Politik | Inland
29.09.2018

Strache: "Die Pressefreiheit ist nicht einmal im Ansatz gefährdet"

KURIER-Talk: Vizekanzler Strache verteidigt das umstrittene eMail aus dem Innenministerium.

Bei der Podiumsdiskussion am KURIER-Tag mit Vizekanzler Heinz-Christian Strache gab es teils heftige Reaktionen aus dem Publikum . Etwa zur Anmerkung von KURIER-Herausgeber Helmut Brandstätter, dass bei der Polizei eine ängstliche Stimmung herrsche, und dass das nicht gut sei für die Sicherheit Österreichs – wozu laut applaudiert wurde. Im Gespräch mit der stellvertretenden Chefredakteurin Martina Salomon beruhigt der Vizekanzler.

KURIER: Es gibt nun Debatten, weil ein Pressesprecher des Innenministeriums ein eMail über die unterschiedliche Behandlung von Journalisten ausgeschickt hat. Man hat das Gefühl, dass es da einen Verfolgungswahn von FPÖ-Politikern gegenüber Medien gibt.

Heinz-Christian Strache: Ich würde nicht von einem Wahn sprechen. Jeder Bürger kann sich ja seine eigene Meinung bilden und erkennen, dass manche Medien oftmals tendenziöse Berichterstattung haben. Das ist durchaus legitim. Genau so ist es legitim, neben der Sicherstellung der Presse- und Medienfreiheit, nicht alles, was ich über mich zu erzählen habe, verpflichtend Ihnen mit auf den Weg geben zu müssen.

Da gab es aber durchaus Kritik vom Bundeskanzler und vom Bundespräsidenten, die sagten, die Pressefreiheit ist wichtig.

Das haben auch ich und Innenminister Herbert Kickl festgehalten.

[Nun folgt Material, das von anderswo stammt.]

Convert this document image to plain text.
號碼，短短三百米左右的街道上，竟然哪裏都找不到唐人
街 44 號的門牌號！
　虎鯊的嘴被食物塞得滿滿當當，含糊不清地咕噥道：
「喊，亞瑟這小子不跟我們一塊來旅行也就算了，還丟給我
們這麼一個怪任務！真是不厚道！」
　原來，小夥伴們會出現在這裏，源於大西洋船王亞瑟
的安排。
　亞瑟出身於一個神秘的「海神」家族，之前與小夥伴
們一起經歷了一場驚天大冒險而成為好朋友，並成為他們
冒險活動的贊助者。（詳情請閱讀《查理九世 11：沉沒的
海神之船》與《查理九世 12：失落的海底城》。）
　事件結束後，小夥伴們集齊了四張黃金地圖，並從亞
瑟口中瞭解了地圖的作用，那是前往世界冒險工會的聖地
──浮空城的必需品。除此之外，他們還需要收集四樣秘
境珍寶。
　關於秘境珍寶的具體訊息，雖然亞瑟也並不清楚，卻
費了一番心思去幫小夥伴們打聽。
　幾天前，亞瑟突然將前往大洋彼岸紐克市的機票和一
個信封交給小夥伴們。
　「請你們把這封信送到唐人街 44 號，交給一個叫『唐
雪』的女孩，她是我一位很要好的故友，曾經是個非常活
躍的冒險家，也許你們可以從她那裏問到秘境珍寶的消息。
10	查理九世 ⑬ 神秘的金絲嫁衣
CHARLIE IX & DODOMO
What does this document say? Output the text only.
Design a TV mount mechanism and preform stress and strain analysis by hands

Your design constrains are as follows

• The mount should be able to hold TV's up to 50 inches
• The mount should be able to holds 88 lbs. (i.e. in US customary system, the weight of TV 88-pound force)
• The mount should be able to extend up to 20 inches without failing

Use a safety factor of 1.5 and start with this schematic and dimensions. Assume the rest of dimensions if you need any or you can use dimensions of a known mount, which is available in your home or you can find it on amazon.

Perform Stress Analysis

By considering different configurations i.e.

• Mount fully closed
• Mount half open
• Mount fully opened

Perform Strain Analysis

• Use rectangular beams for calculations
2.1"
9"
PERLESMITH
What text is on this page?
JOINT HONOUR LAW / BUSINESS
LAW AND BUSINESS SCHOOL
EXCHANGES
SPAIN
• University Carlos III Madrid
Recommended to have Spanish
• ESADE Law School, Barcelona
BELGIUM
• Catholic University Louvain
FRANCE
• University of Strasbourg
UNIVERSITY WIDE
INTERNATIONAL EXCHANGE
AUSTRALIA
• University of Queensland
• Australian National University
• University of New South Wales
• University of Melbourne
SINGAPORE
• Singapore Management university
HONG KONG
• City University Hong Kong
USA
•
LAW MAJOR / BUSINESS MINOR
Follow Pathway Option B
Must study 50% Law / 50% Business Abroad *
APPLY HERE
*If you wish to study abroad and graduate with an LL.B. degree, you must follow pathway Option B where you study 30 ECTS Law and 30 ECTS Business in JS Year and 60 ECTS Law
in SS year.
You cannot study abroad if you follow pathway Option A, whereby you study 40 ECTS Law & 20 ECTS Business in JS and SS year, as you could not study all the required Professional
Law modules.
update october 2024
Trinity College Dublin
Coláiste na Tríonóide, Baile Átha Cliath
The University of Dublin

Die Pressefreiheit ist nicht einmal im Ansatz gefährdet. Was wir sicherstellen – das hat das eMail beinhaltet – ist, dass auch bei der Nennung von Tätern die bisher gelebte Zensur aufgehoben werden soll. Weil das ja auch ein Recht sein soll für die Bevölkerung, zu wissen, welche Nationalität hinter dem Täter steckt.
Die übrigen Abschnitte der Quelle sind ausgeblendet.